I'm sure that there are better answers than three letter acronyms.
It's unreasonable to assume that majority of users surf through a VPN because no one bothers, not because of any technical difficulties. But it's also unreasonable that majority of users will surf with js disabled by default.
In general, there's very little a developer can do against a hostile network if their users are clueless. Even SSL is only useful as long as the network operator doesn't deSSLify the connection on the fly or the user catches that.
How is this possible?
1. Alice enters "paypal.com" into her browser.
2. Alice's browser issues a request to http://paypal.com/
3. Mallory intercepts this request, and replays it.
4. http://paypal.com redirects to https://www.paypal.com/
5. Mallory's proxy fetches the Paypal content and returns it to Alice
6. Alice sees "http://www.paypal.com/... in her URL bar without the green lock, but doesn't notice.
7. Alice enters her password.
8. Mallory steals all her money.
I also do check that the lock is on, or for a site like a bank or paypal, that the address bar is green.

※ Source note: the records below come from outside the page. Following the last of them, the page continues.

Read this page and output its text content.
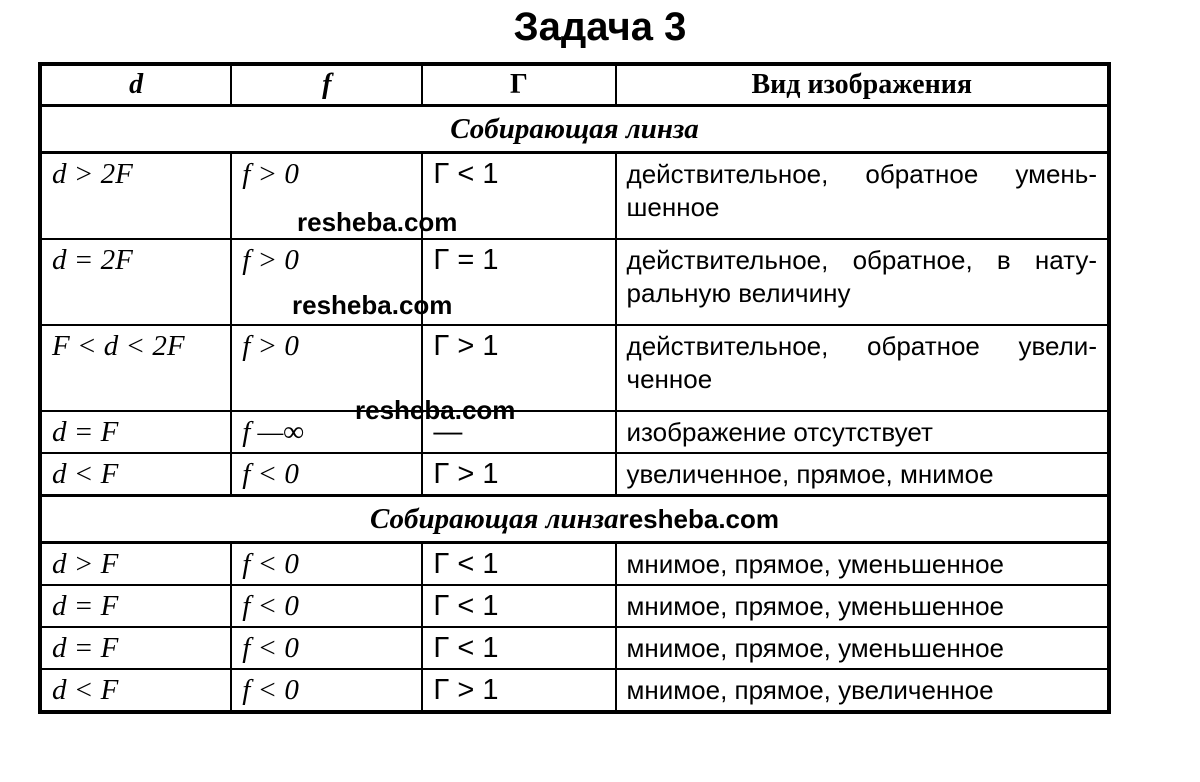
Задача 3
d	f	Γ	Вид изображения
Собирающая линза			
d > 2F	f > 0	Γ < 1	действительное, обратное умень-шенное
d = 2F	f > 0	Γ = 1	действительное, обратное, в нату-ральную величину
F < d < 2F	f > 0	Γ > 1	действительное, обратное увели-ченное
d = F	f —∞	—	изображение отсутствует
d < F	f < 0	Γ > 1	увеличенное, прямое, мнимое
Собирающая линзаresheba.com			
d > F	f < 0	Γ < 1	мнимое, прямое, уменьшенное
d = F	f < 0	Γ < 1	мнимое, прямое, уменьшенное
d = F	f < 0	Γ < 1	мнимое, прямое, уменьшенное
d < F	f < 0	Γ > 1	мнимое, прямое, увеличенное
resheba.com
resheba.com
resheba.com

Thought, the network is open which is a danger within itself, the network asks you to accept an invalid security certificate(which means their MiTM everything from the get-go), and then they took the time to make your read/accept an agreement stating in bold that this is an insecure network, and that everything you do over it will be audited, and monitored(SsL-STRIPING). As a juror, you must then sign-in using your badge#.
It defeats the purpose of any of these post associated protections, if an attacker simple injected his own certificate, or java-script frame. Even creating a Honeypot-Rouge-AP using any number of wireless capable devices such as, smartphones, and mobile routers, even wristwatches &sunglasses.
Compromising a jury from an attackers stand-point would be too, sit in the cafeteria, and literally eat-cake.
Receiving spam ads is the least of your worries.